Essen-Bergeborbeck. Anfang des Jahres beginnt die Emschergenossenschaft mit dem ökologischen Umbau der „Köttelbecke“. Der erste Spatenstich erfolgt in Bergeborbeck.

Ja, die Berne war einmal ein Fluss. Es fällt schwer, sich das vorzustellen, angesichts dieses in einer Betonschale eingezwängten Rinnsals, das an schlechten Tagen zu einer stinkenden Kloake verkommt. Erstaunt betrachten wir Fotografien aus früheren Tagen, als Kinder bis zu den Knien in dieser Brühe standen. Die Berne, die einmal ein Fluss war, diente ihnen als Abenteuerspielplatz. Obwohl das damals schon lebensgefährlich war. Dass es bestialisch gestunken haben muss, kann der Betrachter der alten Fotografien nur erahnen.

Das Spielen an der Berne ist heute streng verboten. Schilder weisen auf die Gefahr hin: Ein falscher Tritt und schon rutscht man aus auf dem glitschigen Grund des Rinnsals, das nach starken Regenfällen zu einem Sturzbach anschwellen kann.

Der Plan: den Naturzustand an der Berne wiederherstellen

In nicht allzu ferner Zukunft soll Kindern das Spielen an der Berne wieder erlaubt sein. Denn die Emschergenossenschaft wird auch diesen Fluss vom Abwasser befreien, um das Gewässer anschließend in einen natürlichen Zustand zurückzuversetzen. Im Januar kommenden Jahres soll unweit des Sulterkamp in Bergeborbeck der erste Spatenstich gefeiert werden.
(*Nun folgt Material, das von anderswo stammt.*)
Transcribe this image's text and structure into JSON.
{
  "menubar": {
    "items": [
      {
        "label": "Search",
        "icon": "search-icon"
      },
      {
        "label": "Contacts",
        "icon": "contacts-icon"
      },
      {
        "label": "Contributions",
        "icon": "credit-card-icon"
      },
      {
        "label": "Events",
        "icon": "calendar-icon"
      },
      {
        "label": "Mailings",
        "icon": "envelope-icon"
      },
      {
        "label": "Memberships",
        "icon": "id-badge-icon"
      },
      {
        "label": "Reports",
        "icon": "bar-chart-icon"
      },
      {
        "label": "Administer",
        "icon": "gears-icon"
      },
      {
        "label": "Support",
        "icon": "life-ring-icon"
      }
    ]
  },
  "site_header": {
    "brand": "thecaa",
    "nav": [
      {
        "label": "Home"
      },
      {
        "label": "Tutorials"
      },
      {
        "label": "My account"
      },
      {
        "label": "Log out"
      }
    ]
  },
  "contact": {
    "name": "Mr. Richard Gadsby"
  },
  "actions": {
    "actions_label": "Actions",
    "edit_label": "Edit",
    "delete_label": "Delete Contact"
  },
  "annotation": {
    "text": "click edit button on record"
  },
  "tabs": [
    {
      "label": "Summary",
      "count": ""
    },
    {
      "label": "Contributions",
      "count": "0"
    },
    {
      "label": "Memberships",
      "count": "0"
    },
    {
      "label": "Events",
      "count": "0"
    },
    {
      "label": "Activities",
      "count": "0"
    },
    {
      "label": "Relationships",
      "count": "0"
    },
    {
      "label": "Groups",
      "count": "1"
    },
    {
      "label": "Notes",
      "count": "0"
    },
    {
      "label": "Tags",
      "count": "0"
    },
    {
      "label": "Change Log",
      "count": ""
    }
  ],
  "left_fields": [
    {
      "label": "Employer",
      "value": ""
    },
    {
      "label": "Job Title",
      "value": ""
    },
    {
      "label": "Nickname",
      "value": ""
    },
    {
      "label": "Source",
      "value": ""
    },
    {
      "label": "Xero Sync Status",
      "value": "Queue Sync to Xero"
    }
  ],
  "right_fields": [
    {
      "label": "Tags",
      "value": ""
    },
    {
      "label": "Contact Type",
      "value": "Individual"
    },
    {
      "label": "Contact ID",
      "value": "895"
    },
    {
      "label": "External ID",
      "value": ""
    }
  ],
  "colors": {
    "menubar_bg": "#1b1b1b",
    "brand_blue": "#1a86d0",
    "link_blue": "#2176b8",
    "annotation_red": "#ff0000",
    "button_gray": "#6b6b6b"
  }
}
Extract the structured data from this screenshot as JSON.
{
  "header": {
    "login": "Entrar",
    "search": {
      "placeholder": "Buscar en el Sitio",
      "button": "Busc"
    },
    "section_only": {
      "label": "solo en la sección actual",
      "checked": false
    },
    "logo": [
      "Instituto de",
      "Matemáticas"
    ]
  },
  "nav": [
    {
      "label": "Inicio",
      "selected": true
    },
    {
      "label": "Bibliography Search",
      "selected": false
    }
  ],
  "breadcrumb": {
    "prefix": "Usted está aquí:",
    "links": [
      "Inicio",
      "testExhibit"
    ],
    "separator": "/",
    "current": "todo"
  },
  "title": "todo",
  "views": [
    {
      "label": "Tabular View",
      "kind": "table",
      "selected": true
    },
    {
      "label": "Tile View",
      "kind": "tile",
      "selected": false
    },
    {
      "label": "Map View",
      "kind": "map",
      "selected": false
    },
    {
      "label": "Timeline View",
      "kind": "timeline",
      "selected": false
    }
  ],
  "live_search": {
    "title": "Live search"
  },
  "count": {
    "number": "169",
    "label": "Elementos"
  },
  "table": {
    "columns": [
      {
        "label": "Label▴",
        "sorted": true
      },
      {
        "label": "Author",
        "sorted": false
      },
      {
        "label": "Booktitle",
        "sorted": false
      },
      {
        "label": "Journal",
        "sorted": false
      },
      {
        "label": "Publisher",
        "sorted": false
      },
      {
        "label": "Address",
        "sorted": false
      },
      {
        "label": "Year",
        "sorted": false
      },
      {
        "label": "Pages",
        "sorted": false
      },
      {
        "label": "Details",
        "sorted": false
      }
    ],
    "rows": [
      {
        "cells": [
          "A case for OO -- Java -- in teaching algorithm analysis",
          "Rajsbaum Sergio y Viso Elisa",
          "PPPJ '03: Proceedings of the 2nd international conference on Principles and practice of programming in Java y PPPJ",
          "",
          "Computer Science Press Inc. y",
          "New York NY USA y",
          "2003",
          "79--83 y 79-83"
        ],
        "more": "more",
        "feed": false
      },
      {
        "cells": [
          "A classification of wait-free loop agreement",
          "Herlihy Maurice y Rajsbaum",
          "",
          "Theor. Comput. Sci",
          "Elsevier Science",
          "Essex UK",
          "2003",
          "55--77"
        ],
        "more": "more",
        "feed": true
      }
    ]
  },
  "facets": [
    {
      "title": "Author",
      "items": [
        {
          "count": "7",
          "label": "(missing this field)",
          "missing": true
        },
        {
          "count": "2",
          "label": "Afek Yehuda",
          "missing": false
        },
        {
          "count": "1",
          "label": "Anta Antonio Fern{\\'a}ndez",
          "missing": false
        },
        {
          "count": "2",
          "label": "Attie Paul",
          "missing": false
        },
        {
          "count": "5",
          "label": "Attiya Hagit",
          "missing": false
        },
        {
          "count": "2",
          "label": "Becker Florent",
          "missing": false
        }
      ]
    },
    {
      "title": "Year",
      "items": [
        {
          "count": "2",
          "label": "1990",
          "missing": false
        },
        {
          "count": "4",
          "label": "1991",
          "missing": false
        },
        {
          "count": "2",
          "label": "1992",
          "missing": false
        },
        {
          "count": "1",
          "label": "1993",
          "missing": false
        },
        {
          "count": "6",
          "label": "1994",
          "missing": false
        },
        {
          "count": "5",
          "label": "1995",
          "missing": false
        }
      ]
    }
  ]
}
Die Renaturierung der Berne ist Bestandteil des sogenannten Emscherumbaus. Ein riesiger Abwasserkanal entlang der Emscher von der Quelle bis zur Mündung in den Rhein ist im Bau. Im Jahr 2018 soll der Kanal ans Netz gehen. Der naturnahe Umbau der Nebenflüsse, allen voran der Berne, ist Bestandteil dieses Mammutprojektes. Gigantisch sind auch die Kosten: 4,5 Milliarden Euro investiert die Emschergenossenschaft in die Umgestaltung des Emschersystems. 350 Millionen davon fließen in die Berne, die am Bernewäldchen unweit des Verwaltungssitzes der Emschergenossenschaft an der Kronprinzenstraße entspringt, um im Untergrund zu verschwinden. Erst an der Grillostraße taucht sie wieder auf.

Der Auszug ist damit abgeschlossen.